A key legacy pledge in Rio’s bid to stage the Olympics was to develop the metro system and reduce the pressure on its over-congested road network – however this is unlikely to be achieved in time for the Games. This inevitably means even greater pressure will be placed on the existing metro network due to the Games-related influx, so controlling passenger numbers entering the stations at peak times will be essential.


Some systems integrators are beginning to deploy networks of cameras that can recognise and track people in a subway network (although such systems are still in their infancy and probably not available for Rio). When a person enters the station they are spotted by one of the cameras and their face’s key features are logged in a process called face profiling. By linking all of the station’s cameras together, the software is able to track individuals through to the train and log the time it takes. It does this in addition to counting the number of people entering the station and, when necessary, it can highlight to station staff the need to ask travellers to wait at safe points in order to prevent overcrowding.

Rather than needing to undertake full facial recognition, facial profiling only needs to track key features to enable such an application but these are still very demanding applications requiring the full capability of the latest 4k cameras.

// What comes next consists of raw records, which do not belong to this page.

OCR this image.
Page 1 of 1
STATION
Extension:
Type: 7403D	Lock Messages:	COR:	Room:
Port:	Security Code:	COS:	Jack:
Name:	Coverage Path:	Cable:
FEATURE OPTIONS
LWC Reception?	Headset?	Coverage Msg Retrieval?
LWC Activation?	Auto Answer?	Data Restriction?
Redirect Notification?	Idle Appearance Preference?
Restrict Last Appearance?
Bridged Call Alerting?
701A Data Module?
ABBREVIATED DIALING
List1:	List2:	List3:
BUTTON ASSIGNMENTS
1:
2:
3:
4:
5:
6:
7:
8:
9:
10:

Processing this amount of data remains a challenge, especially at stations like Gare du Nord in Paris which have multiple entry points and even more crossing corridors that greatly increase in the number of linked cameras and therefore an exponential rise in the amount of data being analysed. But these systems will be available soon.

It’s too late to implement all this for Rio, but will be interesting to see what the planners implement for Tokyo 2020 and what other advances will have been made by then.